Certains d'entre vous ont évoqué la consultation en Nouvelle-Calédonie, dont je n'ai pas parlé dans mon propos liminaire. Elle est importante pour la Nouvelle-Calédonie, pour que le débat démocratique continue à bien y fonctionner. Le Premier ministre a présidé une réunion pendant plus de quinze heures, il y a une dizaine de jours, avec l'ensemble des acteurs. Le calendrier est suivi, il n'entrera pas en conflit avec les élections municipales, et il faut saluer la volonté de tous les acteurs d'avancer positivement sur ces sujets.

Monsieur Marleix, vous m'avez interrogé sur le nuançage. N'y voyez pas de volonté politique du Gouvernement, j'ai été interpellé au Sénat à ce sujet par un sénateur indépendant et le sénateur Maurey, de l'Union centriste, a fait adopter un amendement au projet de loi défendu par Sébastien Lecornu pour que cette mesure s'applique aux communes de moins de 3 500 habitants, tandis que je proposais 9 000.

Je reste ouvert à la discussion avec les parlementaires à ce sujet, nous savons tous que de nombreux candidats ne souhaitent pas entrer dans les cases « divers droite » ou « divers gauche », surtout quand l'étiquette du maire s'impose à toute la liste, ce qui ne correspond pas, bien souvent, à la réalité ; on le constate même dans de grandes villes.

Le nuançage est intéressant pour juger des grandes évolutions politiques sur trente, quarante ou cinquante ans, mais si l'on s'en sert pour interpréter politiquement les résultats, il produit des erreurs. Par exemple, le Parti socialiste a connu une violente défaite lors des élections municipales de 2001, mais elle avait été estompée par les succès à Paris, Lyon – et à Forcalquier ! – et le PS n'en a pas tiré les leçons.

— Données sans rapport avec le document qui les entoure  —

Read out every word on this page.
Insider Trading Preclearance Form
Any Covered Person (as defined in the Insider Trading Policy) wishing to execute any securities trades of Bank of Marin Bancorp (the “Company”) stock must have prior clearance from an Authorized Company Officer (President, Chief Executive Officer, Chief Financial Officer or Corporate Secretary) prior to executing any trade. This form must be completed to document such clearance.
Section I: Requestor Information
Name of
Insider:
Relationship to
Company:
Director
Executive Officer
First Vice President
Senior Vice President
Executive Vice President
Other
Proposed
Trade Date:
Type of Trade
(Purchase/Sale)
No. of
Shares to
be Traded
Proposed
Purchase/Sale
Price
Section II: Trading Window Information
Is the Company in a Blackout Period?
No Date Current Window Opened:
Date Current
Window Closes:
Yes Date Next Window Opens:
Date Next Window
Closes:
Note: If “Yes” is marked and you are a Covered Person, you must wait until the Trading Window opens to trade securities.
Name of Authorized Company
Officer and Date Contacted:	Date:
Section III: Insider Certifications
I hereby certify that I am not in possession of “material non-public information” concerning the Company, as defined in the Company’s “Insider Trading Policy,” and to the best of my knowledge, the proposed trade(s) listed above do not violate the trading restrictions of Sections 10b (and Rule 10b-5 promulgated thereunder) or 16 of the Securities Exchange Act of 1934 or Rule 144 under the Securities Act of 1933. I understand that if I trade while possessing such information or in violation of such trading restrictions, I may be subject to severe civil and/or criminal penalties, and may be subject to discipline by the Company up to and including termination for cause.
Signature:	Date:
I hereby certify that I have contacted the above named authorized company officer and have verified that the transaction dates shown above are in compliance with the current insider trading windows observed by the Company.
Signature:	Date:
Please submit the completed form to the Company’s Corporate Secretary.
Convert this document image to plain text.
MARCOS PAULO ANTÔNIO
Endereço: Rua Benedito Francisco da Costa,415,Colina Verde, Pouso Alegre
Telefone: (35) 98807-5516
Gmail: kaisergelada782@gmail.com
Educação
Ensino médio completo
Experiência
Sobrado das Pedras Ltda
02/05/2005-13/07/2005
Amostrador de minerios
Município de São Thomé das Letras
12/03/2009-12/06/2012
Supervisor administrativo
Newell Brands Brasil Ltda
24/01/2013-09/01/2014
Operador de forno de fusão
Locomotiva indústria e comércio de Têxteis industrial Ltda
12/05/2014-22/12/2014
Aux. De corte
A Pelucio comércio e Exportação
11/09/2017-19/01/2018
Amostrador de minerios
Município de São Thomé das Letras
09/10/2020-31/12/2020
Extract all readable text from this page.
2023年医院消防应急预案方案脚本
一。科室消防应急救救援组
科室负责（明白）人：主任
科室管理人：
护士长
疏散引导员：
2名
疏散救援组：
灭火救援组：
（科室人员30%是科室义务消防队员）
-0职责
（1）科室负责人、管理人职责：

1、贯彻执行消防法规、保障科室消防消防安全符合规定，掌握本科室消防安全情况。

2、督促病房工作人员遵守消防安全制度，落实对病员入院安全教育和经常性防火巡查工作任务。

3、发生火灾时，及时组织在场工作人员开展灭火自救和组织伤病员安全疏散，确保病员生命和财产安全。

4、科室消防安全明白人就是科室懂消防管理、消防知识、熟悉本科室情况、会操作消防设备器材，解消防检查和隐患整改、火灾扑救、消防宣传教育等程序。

Le ministère de l'Intérieur n'a pas l'intention de « dénuancer » pour masquer quoi que ce soit, je suis partisan d'échanger avec les responsables de chaque groupe qui suivent ces questions de près avant de prendre une décision, bien que l'amendement du sénateur Maurey figure maintenant dans le texte du projet de loi. Si nous sentons que cette question crée des tensions, nous adapterons le système. Une disposition législative n'est pas nécessaire, il s'agit d'une simple décision du ministère de l'Intérieur, et il est d'ailleurs anormal qu'un amendement ait été adopté à ce sujet.

La diversité dans le corps préfectoral est un problème de vivier. Nous devons aujourd'hui nous en préoccuper au niveau des sous-préfets, pour déterminer ceux qui pourront devenir préfets dans quelques années. Nous notons une réelle évolution positive ces dernières années, et la population a besoin de se reconnaître dans les représentants de l'État.